Our research has focused for more than 20 years on developing effective computational methods to predict the function, structure and specificity of proteins from the amino acid sequence. This has included work to characterise and predict protein-protein interactions from 3D structural information (e.g. ) as well as from sequences and related data (e.g.
[2, 3]). Much of this experience is encapsulated in widely used software tools that include the Jalview sequence analysis workbench which has over 70,000 regular users world-wide and JPred which performs up to 250,000 predictions of secondary structure and other features from the amino acid sequence for scientists in laboratories in the UK and internationally. Together, Jalview and JPred have accumulated over 7,000 citations to the papers that describe them which shows the broad and important impact of this methodological research.
Rapid advances in DNA sequencing technology over recent years have stimulated the large-scale sequencing of populations of single species. There is now publically available data on variation for over 200,000 human individuals, human cancers, bacterial strains, major food crops (e.g. wheat and barley) and animals (e.g. cow).

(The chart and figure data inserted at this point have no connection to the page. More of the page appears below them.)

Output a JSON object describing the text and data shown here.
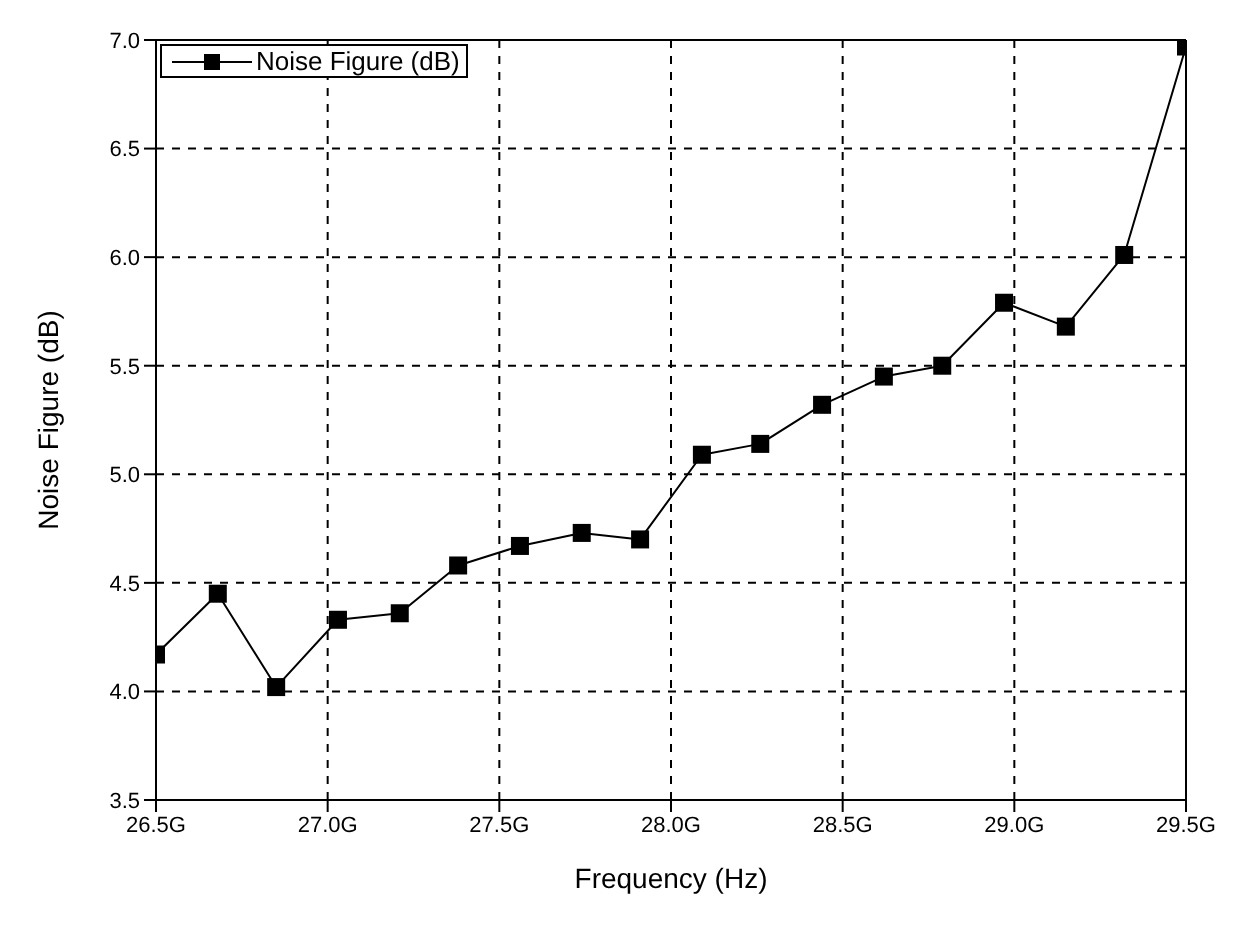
{
  "chart_data": {
    "type": "line",
    "xlabel": "Frequency (Hz)",
    "ylabel": "Noise Figure (dB)",
    "x": [
      26.5,
      26.68,
      26.85,
      27.03,
      27.21,
      27.38,
      27.56,
      27.74,
      27.91,
      28.09,
      28.26,
      28.44,
      28.62,
      28.79,
      28.97,
      29.15,
      29.32,
      29.5
    ],
    "series": [
      {
        "name": "Noise Figure (dB)",
        "color": "#000000",
        "values": [
          4.17,
          4.45,
          4.02,
          4.33,
          4.36,
          4.58,
          4.67,
          4.73,
          4.7,
          5.09,
          5.14,
          5.32,
          5.45,
          5.5,
          5.79,
          5.68,
          6.01,
          6.97
        ]
      }
    ],
    "xlim": [
      26.5,
      29.5
    ],
    "xticks": [
      {
        "value": 26.5,
        "label": "26.5G"
      },
      {
        "value": 27,
        "label": "27.0G"
      },
      {
        "value": 27.5,
        "label": "27.5G"
      },
      {
        "value": 28,
        "label": "28.0G"
      },
      {
        "value": 28.5,
        "label": "28.5G"
      },
      {
        "value": 29,
        "label": "29.0G"
      },
      {
        "value": 29.5,
        "label": "29.5G"
      }
    ],
    "ylim": [
      3.5,
      7
    ],
    "yticks": [
      3.5,
      {
        "value": 4,
        "label": "4.0"
      },
      4.5,
      {
        "value": 5,
        "label": "5.0"
      },
      5.5,
      {
        "value": 6,
        "label": "6.0"
      },
      6.5,
      {
        "value": 7,
        "label": "7.0"
      }
    ],
    "grid": true,
    "legend": "top left",
    "marker": "square",
    "line_style": "solid"
  }
}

While most effort to date has focussed on exploiting these data to identify variants involved in genetic disease, the variation data provides a completely new resource to inform details of protein structure, function and interactions within a species. Recent work from our group (MacGowan et al, 2017, submitted) has demonstrated that variation data can identify key residues important in protein-ligand and protein-protein interactions in over 200 protein domain families. This Ph.D. project will build on these findings first to develop machine learning methods that combine this information with other indicators of protein-protein interaction to improve the accuracy and specificity of our established methods. The project will focus initially on sites within multi-domain proteins and follow-up the initial predictions by applying molecular dynamics simulations to explore which sites are most likely to be functionally important. The co-supervisor Dr Andrei Pisliakov is an expert in MD simulation techniques and has applied these methods recently to multi-domain proteins to probe the effect of observed mutations on domain-domain interactions and structure.

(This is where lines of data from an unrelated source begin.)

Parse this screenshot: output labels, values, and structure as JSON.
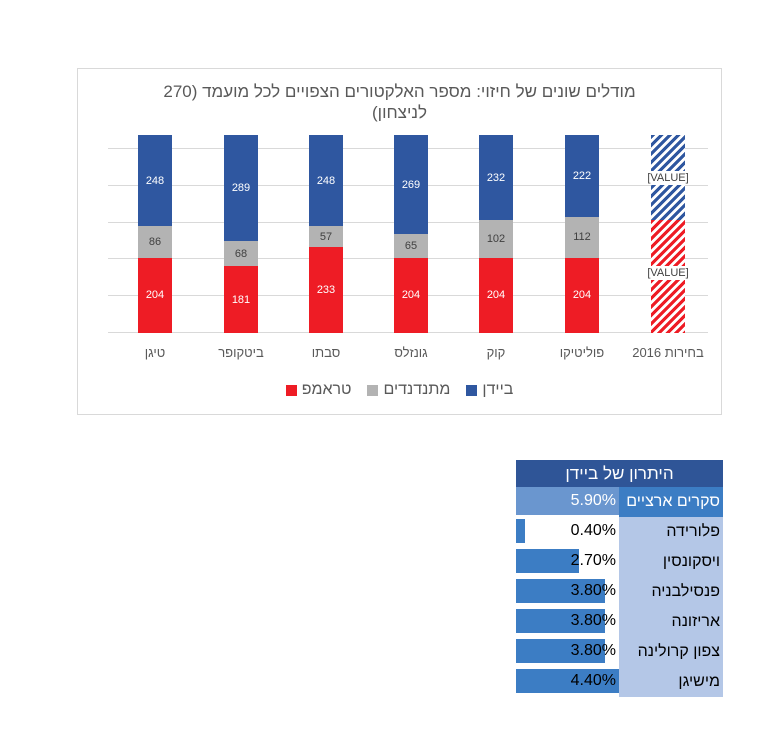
{
  "chart": {
    "title": "מודלים שונים של חיזוי: מספר האלקטורים הצפויים לכל מועמד (270 לניצחון)",
    "value_placeholder": "[VALUE]",
    "colors": {
      "biden": "#2f57a0",
      "others": "#b3b3b3",
      "trump": "#ee1c25"
    },
    "legend": [
      {
        "label": "ביידן",
        "color": "#2f57a0"
      },
      {
        "label": "מתנדנדים",
        "color": "#b3b3b3"
      },
      {
        "label": "טראמפ",
        "color": "#ee1c25"
      }
    ],
    "categories": [
      "טיגן",
      "ביטקופר",
      "סבתו",
      "גונזלס",
      "קוק",
      "פוליטיקו",
      "בחירות 2016"
    ]
  },
  "chart_data": {
    "type": "bar",
    "stacked": true,
    "title": "מודלים שונים של חיזוי: מספר האלקטורים הצפויים לכל מועמד (270 לניצחון)",
    "categories": [
      "טיגן",
      "ביטקופר",
      "סבתו",
      "גונזלס",
      "קוק",
      "פוליטיקו",
      "בחירות 2016"
    ],
    "series": [
      {
        "name": "טראמפ",
        "color": "#ee1c25",
        "values": [
          204,
          181,
          233,
          204,
          204,
          204,
          null
        ]
      },
      {
        "name": "מתנדנדים",
        "color": "#b3b3b3",
        "values": [
          86,
          68,
          57,
          65,
          102,
          112,
          null
        ]
      },
      {
        "name": "ביידן",
        "color": "#2f57a0",
        "values": [
          248,
          289,
          248,
          269,
          232,
          222,
          null
        ]
      }
    ],
    "annotations": [
      "בחירות 2016: hatched bar with [VALUE] placeholder labels"
    ],
    "xlabel": "",
    "ylabel": "",
    "ylim": [
      0,
      538
    ],
    "grid": true,
    "legend_position": "bottom"
  },
  "table": {
    "header": "היתרון של ביידן",
    "rows": [
      {
        "label": "סקרים ארציים",
        "value": "5.90%",
        "pct": 5.9,
        "national": true
      },
      {
        "label": "פלורידה",
        "value": "0.40%",
        "pct": 0.4
      },
      {
        "label": "ויסקונסין",
        "value": "2.70%",
        "pct": 2.7
      },
      {
        "label": "פנסילבניה",
        "value": "3.80%",
        "pct": 3.8
      },
      {
        "label": "אריזונה",
        "value": "3.80%",
        "pct": 3.8
      },
      {
        "label": "צפון קרולינה",
        "value": "3.80%",
        "pct": 3.8
      },
      {
        "label": "מישיגן",
        "value": "4.40%",
        "pct": 4.4
      }
    ]
  }
}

This project will train the student in software development and advanced bioinformatics research techniques including machine learning noSQL technology and statistics as well as established MD simulation methods. On completion of the Ph.D. the student will be well prepared for a research career in bioinformatics/biophysics, but also have excellent transferrable skills appropriate to careers in Big Data analytics or software engineering.

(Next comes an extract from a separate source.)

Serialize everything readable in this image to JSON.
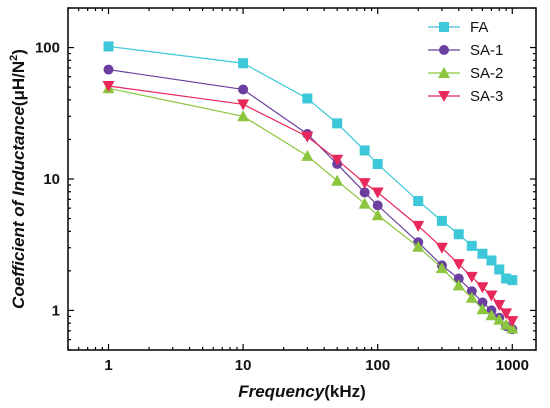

1. Jefferson, E.R., Walsh, T.P., and Barton, G.J., A comparison of SCOP and CATH with respect to domain-domain interactions. Proteins, 2008. 70(1): p. 54-62.
2. McDowall, M.D., Scott, M.S., and Barton, G.J., PIPs: human protein-protein interaction prediction database. Nucleic Acids Res, 2009. 37(Database issue): p. D651-6.
3. Scott, M.S. and Barton, G.J., Probabilistic prediction and ranking of human protein-protein interactions. BMC Bioinformatics, 2007. 8: p. 239.